I cook cauliflower many ways and my family loves them all (certainly I do). But if some in your family don't like the distinctive, "sulfur" quality in cooked cauliflower, try this skillet method. It eliminates the sulfur taste and produces a cauliflower floret that's entirely different than a boiled one-crispy on the edges and almost coated with a sweet caramelization.

1 large cauliflower, untrimmed, with leaves and stem
¼ cup extra-virgin olive oil
4 garlic cloves, peeled and sliced
¼ teaspoon peperoncino
½ teaspoon salt


Tear or cut off the outer leaves attached to the base of the cauliflower, then cut out the bottom core. Separate the head into big florets. Cut the big florets into 1-inch chunks or thick slices, so you have 6 cups or more of roughly equal-sized cauliflower pieces.

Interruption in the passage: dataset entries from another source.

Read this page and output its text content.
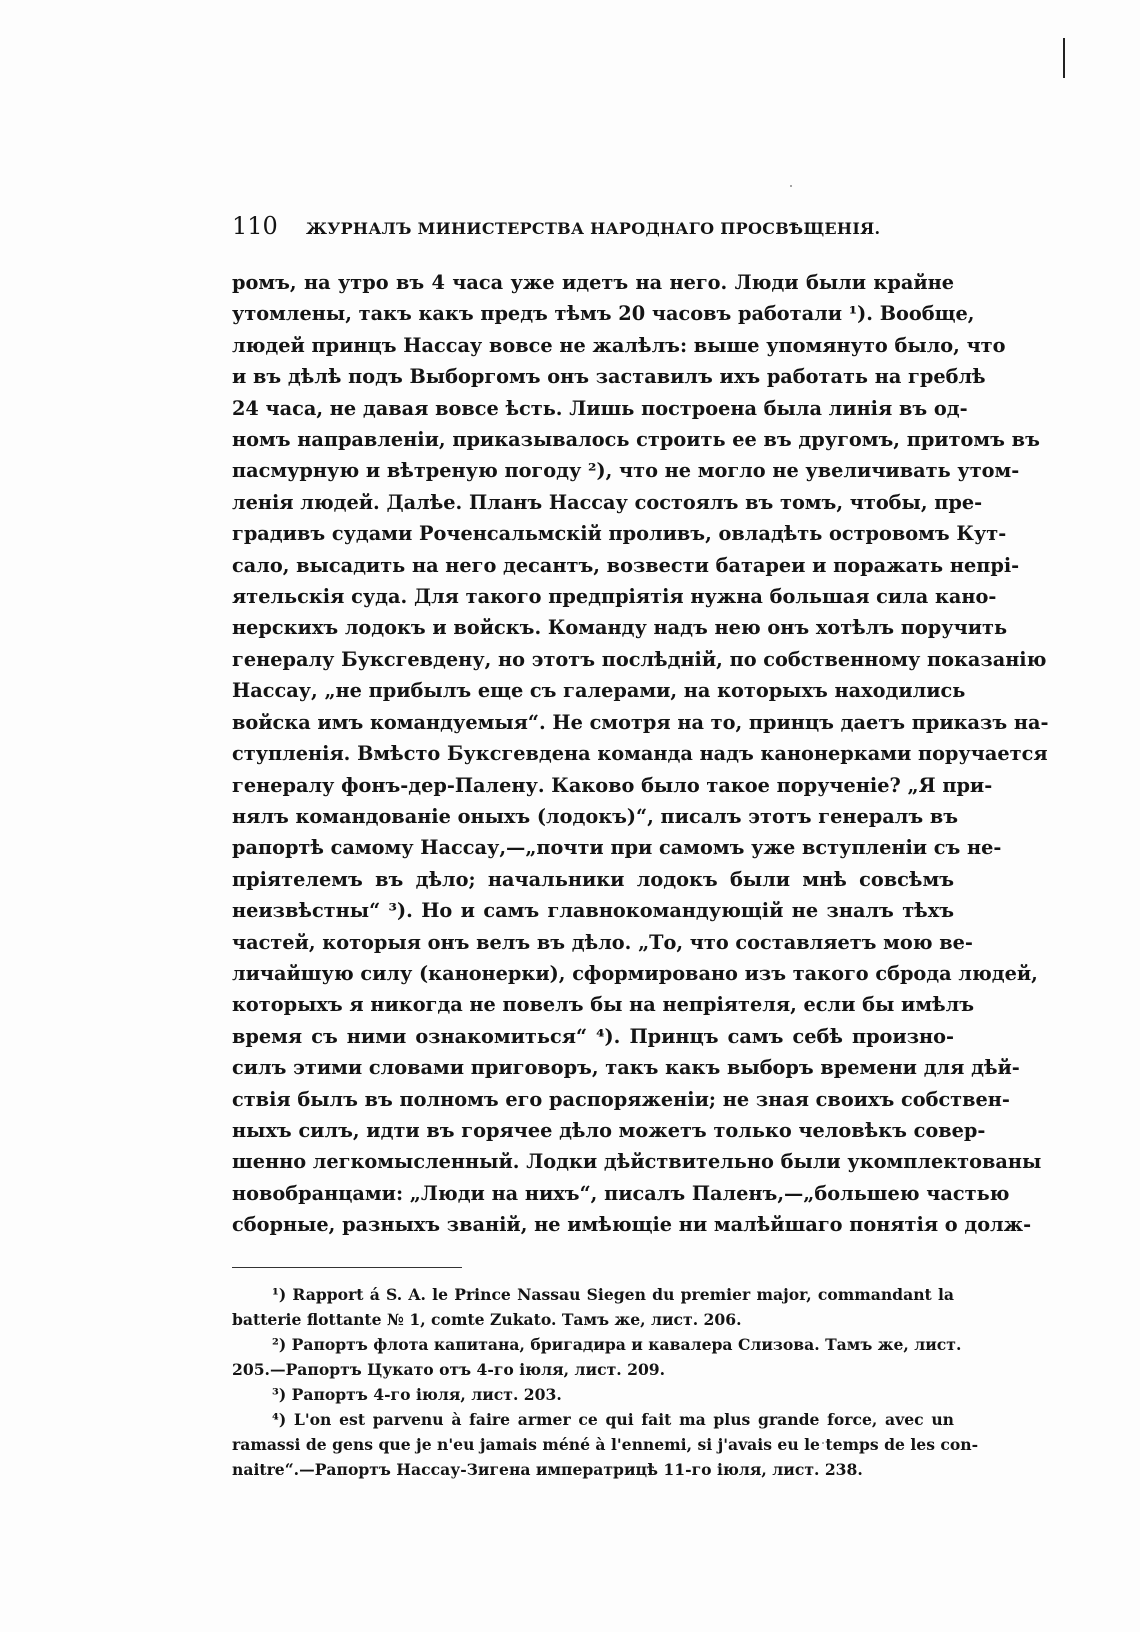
110	ЖУРНАЛЪ МИНИСТЕРСТВА НАРОДНАГО ПРОСВѢЩЕНІЯ.
ромъ, на утро въ 4 часа уже идетъ на него. Люди были крайне
утомлены, такъ какъ предъ тѣмъ 20 часовъ работали ¹). Вообще,
людей принцъ Нассау вовсе не жалѣлъ: выше упомянуто было, что
и въ дѣлѣ подъ Выборгомъ онъ заставилъ ихъ работать на греблѣ
24 часа, не давая вовсе ѣсть. Лишь построена была линія въ од-
номъ направленіи, приказывалось строить ее въ другомъ, притомъ въ
пасмурную и вѣтреную погоду ²), что не могло не увеличивать утом-
ленія людей. Далѣе. Планъ Нассау состоялъ въ томъ, чтобы, пре-
градивъ судами Роченсальмскій проливъ, овладѣть островомъ Кут-
сало, высадить на него десантъ, возвести батареи и поражать непрі-
ятельскія суда. Для такого предпріятія нужна большая сила кано-
нерскихъ лодокъ и войскъ. Команду надъ нею онъ хотѣлъ поручить
генералу Буксгевдену, но этотъ послѣдній, по собственному показанію
Нассау, „не прибылъ еще съ галерами, на которыхъ находились
войска имъ командуемыя“. Не смотря на то, принцъ даетъ приказъ на-
ступленія. Вмѣсто Буксгевдена команда надъ канонерками поручается
генералу фонъ-дер-Палену. Каково было такое порученіе? „Я при-
нялъ командованіе оныхъ (лодокъ)“, писалъ этотъ генералъ въ
рапортѣ самому Нассау,—„почти при самомъ уже вступленіи съ не-
пріятелемъ въ дѣло; начальники лодокъ были мнѣ совсѣмъ
неизвѣстны“ ³). Но и самъ главнокомандующій не зналъ тѣхъ
частей, которыя онъ велъ въ дѣло. „То, что составляетъ мою ве-
личайшую силу (канонерки), сформировано изъ такого сброда людей,
которыхъ я никогда не повелъ бы на непріятеля, если бы имѣлъ
время съ ними ознакомиться“ ⁴). Принцъ самъ себѣ произно-
силъ этими словами приговоръ, такъ какъ выборъ времени для дѣй-
ствія былъ въ полномъ его распоряженіи; не зная своихъ собствен-
ныхъ силъ, идти въ горячее дѣло можетъ только человѣкъ совер-
шенно легкомысленный. Лодки дѣйствительно были укомплектованы
новобранцами: „Люди на нихъ“, писалъ Паленъ,—„большею частью
сборные, разныхъ званій, не имѣющіе ни малѣйшаго понятія о долж-
¹) Rapport á S. A. le Prince Nassau Siegen du premier major, commandant la
batterie flottante № 1, comte Zukato. Тамъ же, лист. 206.
²) Рапортъ флота капитана, бригадира и кавалера Слизова. Тамъ же, лист.
205.—Рапортъ Цукато отъ 4-го іюля, лист. 209.
³) Рапортъ 4-го іюля, лист. 203.
⁴) L'on est parvenu à faire armer ce qui fait ma plus grande force, avec un
ramassi de gens que je n'eu jamais méné à l'ennemi, si j'avais eu le temps de les con-
naitre“.—Рапортъ Нассау-Зигена императрицѣ 11-го іюля, лист. 238.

Pour the olive oil into a large skillet and set over medium-low heat. Scatter the garlic slices and peperoncino on the oil, and pile in all the cauliflower. Sprinkle with salt.

Sweat the cauliflower, about 4 minutes. Toss and cook for another 3 minutes. The edges of the cauliflower pieces should have started to brown.

Cover the pan and let the cauliflower continue to caramelize slowly, tossing the pieces every few minutes, 12-15 minutes.